Redemption Fees and Abusive Trading Practices
The practice of making frequent transfers among Variable Investment Options in response to short-term fluctuations in markets, sometimes called “market timing” or “excessive trading,” can make it very difficult for a portfolio manager to manage an underlying mutual fund’s investments. Frequent transfers may cause the fund to hold more cash than otherwise necessary, disrupt management strategies, increase transaction costs or affect performance. For these reasons, the Contract was not designed for persons who make programmed, large or frequent transfers.
We consider “market timing/excessive trading” to be one or more trades into and out of (or out of and into) the same Variable Investment Option within a rolling 30-day period when each exceeds a certain dollar threshold. Automatic or system-driven transactions, such as contributions or loan repayments by payroll deduction, regularly scheduled or periodic distributions, or periodic rebalancing through an automatic rebalancing program do not constitute prohibited excessive trading and will not be subject to this criteria. In addition, certain investments are not subject to the policy, such as stable value funds, money market funds and funds with fixed unit values.
In light of the risks posed by market timing/excessive trading, we monitor transactions in an effort to identify such trading practices. We reserve the right to limit the number of your transfers in any year, and to take the other actions discussed below. We also reserve the right to refuse any transfer request if: (a) we believe that market timing (as we define it) has occurred; or (b) we are informed by an underlying fund that transfers in its shares must be restricted under its policies and procedures concerning excessive trading.

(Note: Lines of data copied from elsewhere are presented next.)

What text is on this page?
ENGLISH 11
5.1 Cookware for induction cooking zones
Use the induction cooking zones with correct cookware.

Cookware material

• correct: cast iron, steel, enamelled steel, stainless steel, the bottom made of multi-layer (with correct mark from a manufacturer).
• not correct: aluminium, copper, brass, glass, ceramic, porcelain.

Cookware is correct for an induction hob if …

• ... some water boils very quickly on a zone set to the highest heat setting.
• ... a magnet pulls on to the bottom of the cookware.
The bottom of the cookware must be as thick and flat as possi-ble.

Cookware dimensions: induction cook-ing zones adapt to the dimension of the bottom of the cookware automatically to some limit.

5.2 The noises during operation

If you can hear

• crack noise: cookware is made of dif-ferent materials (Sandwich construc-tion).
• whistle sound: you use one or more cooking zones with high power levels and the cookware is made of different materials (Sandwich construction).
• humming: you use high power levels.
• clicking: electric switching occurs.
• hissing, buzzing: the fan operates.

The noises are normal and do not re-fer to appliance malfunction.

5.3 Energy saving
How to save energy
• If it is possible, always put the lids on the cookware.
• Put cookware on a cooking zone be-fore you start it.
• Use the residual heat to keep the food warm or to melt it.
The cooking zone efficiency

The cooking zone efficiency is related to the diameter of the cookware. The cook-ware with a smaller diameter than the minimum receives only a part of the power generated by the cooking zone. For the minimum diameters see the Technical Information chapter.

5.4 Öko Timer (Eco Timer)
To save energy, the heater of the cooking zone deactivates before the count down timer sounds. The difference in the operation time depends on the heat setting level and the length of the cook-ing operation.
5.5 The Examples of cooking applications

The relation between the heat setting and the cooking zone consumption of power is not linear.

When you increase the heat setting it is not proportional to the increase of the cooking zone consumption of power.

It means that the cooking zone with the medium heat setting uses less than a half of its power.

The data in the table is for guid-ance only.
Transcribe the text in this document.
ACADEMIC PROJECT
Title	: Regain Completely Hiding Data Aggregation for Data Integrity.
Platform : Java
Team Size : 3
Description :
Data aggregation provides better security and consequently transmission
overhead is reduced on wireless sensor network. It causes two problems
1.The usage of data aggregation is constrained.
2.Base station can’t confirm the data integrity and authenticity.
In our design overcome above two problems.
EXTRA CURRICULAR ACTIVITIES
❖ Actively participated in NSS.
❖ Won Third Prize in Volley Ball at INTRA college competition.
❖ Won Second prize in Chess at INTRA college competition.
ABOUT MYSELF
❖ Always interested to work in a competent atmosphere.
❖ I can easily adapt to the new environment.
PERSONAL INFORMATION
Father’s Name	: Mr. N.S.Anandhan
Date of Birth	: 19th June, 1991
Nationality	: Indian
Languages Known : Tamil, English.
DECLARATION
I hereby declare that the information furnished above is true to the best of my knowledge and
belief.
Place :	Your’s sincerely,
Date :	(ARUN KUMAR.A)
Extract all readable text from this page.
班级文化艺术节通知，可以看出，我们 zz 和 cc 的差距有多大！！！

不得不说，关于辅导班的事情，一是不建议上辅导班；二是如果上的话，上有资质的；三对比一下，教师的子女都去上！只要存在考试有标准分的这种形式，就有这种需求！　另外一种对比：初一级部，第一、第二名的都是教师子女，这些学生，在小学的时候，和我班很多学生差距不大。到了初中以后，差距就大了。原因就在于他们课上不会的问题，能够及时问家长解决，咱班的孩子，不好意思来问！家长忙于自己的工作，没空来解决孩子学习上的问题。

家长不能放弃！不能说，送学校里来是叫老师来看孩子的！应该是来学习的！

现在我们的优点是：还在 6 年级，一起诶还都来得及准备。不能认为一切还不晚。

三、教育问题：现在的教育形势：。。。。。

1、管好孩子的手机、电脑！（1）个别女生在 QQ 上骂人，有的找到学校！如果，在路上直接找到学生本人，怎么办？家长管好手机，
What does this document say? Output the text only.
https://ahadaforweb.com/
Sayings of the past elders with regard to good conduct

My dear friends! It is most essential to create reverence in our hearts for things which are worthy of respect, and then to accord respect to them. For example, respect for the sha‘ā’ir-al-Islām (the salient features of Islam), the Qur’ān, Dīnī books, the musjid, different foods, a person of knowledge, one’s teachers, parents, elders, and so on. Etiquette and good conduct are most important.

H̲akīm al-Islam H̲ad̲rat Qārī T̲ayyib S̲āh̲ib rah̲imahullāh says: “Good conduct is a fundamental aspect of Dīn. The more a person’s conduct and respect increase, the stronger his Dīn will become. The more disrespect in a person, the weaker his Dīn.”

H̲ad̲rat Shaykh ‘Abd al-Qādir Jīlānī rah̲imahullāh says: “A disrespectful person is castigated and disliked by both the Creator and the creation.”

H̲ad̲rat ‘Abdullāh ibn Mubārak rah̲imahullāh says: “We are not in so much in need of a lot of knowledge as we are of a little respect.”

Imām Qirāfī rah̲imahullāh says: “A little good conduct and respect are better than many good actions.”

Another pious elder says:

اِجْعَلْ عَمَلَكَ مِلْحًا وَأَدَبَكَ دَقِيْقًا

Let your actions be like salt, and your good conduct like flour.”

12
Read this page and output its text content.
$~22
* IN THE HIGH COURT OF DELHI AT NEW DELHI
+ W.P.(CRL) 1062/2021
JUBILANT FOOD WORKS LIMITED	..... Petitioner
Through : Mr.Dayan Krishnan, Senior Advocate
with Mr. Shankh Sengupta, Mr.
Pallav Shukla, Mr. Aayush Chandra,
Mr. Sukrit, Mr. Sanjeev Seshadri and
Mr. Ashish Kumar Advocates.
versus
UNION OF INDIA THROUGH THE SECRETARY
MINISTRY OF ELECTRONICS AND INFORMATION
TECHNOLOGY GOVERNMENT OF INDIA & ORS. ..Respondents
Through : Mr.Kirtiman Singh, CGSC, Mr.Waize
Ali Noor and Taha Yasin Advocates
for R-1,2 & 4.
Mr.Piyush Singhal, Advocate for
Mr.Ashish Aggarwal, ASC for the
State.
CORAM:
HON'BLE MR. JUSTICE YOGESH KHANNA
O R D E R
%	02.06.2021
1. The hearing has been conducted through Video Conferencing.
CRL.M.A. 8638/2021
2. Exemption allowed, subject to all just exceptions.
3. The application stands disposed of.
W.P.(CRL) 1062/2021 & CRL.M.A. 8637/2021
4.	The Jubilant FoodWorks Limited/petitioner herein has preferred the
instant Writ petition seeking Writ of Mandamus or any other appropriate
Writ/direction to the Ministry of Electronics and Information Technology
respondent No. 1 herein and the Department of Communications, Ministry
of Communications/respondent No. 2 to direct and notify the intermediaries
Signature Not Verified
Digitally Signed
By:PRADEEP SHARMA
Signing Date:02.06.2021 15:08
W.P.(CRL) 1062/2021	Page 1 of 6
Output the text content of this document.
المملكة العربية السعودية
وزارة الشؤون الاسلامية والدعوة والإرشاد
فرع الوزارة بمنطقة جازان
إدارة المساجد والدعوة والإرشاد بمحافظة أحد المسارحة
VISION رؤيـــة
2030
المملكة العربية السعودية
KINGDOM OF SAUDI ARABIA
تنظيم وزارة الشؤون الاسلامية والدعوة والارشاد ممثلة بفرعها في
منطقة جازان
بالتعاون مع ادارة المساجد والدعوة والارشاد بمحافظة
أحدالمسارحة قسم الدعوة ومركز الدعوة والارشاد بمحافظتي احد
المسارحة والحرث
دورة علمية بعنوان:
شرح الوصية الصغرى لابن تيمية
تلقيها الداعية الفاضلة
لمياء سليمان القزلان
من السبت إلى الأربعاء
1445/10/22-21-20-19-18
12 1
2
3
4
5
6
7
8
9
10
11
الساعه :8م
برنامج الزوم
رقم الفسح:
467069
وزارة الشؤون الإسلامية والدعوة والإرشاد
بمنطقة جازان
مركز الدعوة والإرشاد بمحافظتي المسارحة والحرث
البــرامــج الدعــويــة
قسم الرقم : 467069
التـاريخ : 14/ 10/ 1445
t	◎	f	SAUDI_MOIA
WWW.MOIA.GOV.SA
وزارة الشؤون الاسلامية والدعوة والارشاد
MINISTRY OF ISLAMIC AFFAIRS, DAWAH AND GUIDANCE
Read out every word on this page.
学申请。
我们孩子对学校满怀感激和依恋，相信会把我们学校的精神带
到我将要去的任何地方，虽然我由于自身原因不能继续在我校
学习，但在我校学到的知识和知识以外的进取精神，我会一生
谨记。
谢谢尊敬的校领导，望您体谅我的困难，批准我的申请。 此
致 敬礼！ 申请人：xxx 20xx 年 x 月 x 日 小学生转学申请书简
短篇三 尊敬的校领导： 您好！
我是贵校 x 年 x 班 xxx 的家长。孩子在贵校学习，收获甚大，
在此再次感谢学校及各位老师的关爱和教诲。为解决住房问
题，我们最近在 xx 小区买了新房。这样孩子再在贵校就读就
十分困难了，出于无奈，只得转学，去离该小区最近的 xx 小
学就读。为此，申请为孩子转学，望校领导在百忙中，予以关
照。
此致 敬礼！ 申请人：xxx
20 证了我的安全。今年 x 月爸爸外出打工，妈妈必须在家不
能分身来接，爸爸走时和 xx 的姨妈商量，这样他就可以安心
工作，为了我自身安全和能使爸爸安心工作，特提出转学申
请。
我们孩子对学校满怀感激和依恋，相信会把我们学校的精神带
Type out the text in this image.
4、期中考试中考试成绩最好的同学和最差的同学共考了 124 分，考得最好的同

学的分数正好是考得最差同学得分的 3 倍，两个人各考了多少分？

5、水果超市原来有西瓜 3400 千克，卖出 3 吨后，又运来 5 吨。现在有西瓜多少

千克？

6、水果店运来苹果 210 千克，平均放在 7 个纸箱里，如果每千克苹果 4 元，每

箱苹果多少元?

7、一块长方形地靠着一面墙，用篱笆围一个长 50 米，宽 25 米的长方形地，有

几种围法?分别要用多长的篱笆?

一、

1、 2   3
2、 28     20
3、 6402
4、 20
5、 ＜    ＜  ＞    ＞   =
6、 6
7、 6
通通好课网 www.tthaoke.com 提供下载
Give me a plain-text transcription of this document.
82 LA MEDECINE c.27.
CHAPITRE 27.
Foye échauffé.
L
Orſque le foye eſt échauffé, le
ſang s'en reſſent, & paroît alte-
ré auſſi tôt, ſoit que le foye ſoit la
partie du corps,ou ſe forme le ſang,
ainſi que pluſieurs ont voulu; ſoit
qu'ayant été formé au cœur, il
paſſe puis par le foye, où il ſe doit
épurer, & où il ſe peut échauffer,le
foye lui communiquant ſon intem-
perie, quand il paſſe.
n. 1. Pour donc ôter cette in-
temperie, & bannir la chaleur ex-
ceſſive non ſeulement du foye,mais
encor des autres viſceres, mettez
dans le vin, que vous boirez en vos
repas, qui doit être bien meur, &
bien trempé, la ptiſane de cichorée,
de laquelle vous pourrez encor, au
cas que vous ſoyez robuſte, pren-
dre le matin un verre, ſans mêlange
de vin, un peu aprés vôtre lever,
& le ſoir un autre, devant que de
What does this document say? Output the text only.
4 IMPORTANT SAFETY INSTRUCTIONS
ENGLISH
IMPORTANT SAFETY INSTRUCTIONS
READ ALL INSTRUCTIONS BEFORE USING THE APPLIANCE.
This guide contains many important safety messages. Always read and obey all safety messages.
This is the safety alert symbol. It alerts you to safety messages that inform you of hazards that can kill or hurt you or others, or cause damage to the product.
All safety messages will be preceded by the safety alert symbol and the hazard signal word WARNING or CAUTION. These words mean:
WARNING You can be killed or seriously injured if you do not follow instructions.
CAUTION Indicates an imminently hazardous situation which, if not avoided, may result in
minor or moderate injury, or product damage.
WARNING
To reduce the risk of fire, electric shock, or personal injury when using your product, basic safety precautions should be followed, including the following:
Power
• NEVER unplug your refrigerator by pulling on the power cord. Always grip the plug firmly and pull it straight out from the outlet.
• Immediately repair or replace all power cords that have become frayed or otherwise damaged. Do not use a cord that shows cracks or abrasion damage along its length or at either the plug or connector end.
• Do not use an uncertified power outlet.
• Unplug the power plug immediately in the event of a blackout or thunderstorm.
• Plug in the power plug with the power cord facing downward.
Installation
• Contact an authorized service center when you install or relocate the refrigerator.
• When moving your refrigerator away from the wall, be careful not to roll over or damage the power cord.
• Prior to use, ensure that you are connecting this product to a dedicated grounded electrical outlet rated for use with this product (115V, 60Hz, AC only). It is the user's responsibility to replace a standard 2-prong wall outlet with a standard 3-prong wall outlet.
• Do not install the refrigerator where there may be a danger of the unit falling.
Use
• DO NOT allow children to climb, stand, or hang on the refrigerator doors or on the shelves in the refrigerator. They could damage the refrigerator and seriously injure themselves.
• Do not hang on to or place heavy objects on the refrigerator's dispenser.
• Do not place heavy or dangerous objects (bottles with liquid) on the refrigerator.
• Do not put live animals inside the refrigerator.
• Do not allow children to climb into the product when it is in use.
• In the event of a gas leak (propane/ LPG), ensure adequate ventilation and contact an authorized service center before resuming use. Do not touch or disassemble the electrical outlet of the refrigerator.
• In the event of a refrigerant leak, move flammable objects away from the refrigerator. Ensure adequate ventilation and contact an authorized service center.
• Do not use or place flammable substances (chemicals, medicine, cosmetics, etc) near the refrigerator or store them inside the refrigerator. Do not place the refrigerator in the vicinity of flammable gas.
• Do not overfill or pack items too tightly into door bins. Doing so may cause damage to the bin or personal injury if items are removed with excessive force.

The ability of Prudential to monitor for frequent trading is limited for Contracts under which Prudential does not provide the Participant record keeping. In those cases, another entity maintains the individual records and submits to Prudential only aggregate orders combining the transactions of many Participants. Therefore, Prudential may be unable to monitor investments by individual investors. Under SEC rules, an underlying fund may ask us to identify third party administrators that hold individual Participant records and we are obligated to use our best efforts to identify whether or not the third party administrator is deemed an indirect intermediary.